First networking event of the year, a perfect person to speak to, and I blew it. Plus, why I’m glad I didn’t finish my to-do list this week.
For the first time this year, I went to a networking event.
Not as a web developer. As an e-commerce analyst. And I wanted to show up that way, present myself that way, have the kinds of conversations that made sense for where I’m trying to go.
What actually happened was something else entirely.
I was a mess.
I couldn’t naturally arrive at conversations that would lead anywhere useful. Couldn’t find the opening. Couldn’t steer things the way I wanted to without it feeling forced. And the most frustrating part, there was one person there who was almost comically perfect to speak to.
A woman who runs a spa. Products are 100% hers, and clients buy them through her Shopify store. That’s it. That’s the exact kind of business I want to work with. And the questions were all there in my head — does she use GA4? How does she track her transactions? Does she rely entirely on the Shopify dashboard, or does she pull data elsewhere? What does she actually know about how her store is performing?
None of it came out.
I ended up diverting the conversation, fumbling around, and eventually drifting away. And I honestly don’t know if I was overthinking it or if she wasn’t interested or if it was something I was doing, I’ve been told I have a low voice, that I mumble, that it makes it hard to follow what I’m saying. A few people have said it’s gotten better. Maybe it has. But in that moment, it didn’t feel like it.
The thing I keep coming back to, though, is that the goal isn’t to walk into a room and immediately sell yourself.

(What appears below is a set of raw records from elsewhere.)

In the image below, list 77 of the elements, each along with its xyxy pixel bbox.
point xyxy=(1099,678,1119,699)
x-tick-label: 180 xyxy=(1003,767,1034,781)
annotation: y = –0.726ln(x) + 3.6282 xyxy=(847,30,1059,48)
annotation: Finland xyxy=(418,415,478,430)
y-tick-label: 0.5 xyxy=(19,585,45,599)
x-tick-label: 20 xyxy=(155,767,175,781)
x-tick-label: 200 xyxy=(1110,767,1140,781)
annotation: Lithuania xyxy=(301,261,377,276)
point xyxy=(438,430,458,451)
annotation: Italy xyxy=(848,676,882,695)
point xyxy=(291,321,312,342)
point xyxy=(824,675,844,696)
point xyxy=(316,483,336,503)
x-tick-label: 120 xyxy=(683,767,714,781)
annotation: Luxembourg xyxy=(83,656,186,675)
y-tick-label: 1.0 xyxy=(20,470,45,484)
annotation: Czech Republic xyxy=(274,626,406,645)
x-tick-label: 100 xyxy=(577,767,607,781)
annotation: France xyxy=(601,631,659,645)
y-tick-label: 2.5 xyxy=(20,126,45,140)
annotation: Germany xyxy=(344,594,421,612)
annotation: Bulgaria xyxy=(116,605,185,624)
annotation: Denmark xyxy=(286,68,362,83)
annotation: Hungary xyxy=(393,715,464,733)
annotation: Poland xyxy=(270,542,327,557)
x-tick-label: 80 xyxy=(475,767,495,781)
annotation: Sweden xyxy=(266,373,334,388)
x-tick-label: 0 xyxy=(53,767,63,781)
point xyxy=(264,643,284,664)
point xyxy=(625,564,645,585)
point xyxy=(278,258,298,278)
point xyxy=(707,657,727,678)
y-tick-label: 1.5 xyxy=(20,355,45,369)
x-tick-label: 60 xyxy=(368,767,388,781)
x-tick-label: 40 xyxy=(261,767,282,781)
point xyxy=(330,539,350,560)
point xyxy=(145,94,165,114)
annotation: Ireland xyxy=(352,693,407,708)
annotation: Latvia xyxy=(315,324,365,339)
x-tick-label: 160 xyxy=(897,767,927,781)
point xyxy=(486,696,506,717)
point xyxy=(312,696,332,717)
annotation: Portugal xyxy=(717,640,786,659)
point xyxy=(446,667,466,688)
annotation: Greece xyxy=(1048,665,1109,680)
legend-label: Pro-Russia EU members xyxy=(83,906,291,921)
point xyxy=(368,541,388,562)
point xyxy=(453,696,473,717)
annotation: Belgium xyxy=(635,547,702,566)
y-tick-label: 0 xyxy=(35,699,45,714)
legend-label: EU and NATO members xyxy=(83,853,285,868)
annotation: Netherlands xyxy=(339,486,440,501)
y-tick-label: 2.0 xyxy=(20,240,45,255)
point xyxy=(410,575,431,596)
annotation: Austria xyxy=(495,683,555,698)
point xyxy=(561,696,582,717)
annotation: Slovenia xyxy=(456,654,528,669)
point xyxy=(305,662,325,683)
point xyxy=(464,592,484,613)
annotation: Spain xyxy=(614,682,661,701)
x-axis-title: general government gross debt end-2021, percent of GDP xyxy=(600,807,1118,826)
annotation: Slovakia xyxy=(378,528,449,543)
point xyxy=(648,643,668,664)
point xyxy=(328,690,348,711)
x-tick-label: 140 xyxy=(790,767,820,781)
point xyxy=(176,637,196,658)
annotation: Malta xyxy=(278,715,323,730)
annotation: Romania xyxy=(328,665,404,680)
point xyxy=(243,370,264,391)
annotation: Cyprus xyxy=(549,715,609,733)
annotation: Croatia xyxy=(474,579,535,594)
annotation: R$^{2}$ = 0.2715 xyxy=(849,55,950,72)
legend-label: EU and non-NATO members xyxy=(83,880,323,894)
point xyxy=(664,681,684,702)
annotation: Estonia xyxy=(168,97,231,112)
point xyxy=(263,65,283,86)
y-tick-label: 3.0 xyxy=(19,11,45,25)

It’s to leave a positive impression. That’s it. Just — be someone worth remembering. Someone worth talking to again. And I don’t think I did that, at least not with the people I wanted to.
But I also know the only way to get comfortable in those situations is to keep putting myself in them. This was the first one. It won’t be the last. And I’ll be better at it than I was this week, even if only slightly.
Separately, frustration has been sitting with me the last few days.
Not the heavy kind. More the kind that comes from knowing you didn’t do something you said you would, and knowing the reason wasn’t time, it was that you didn’t make time. There’s a difference, and I know which one it was.
I’ve been building a habit of cutting out specific time for specific tasks. Trying not to fall into rabbit holes before the work is done. Every Sunday, I map out the week. And this week I didn’t follow through on everything because I got pulled deep into a new platform I’ve been experimenting with, spent way longer on it than I planned, and some things on the list didn’t get done.
Here’s the thing, though, I’m not upset about it.
The rabbit hole had a point. It’s going to be useful. I know that. And the things I didn’t get to this week aren’t gone, they’re just shifted. So as much as the frustration is real, so is the fact that where I ended up wasn’t wasted time. It just wasn’t the time I planned for.
Sometimes the detour is the work.
Until next time — ponder this:
Are you leaving rooms with people thinking about you, or just leaving?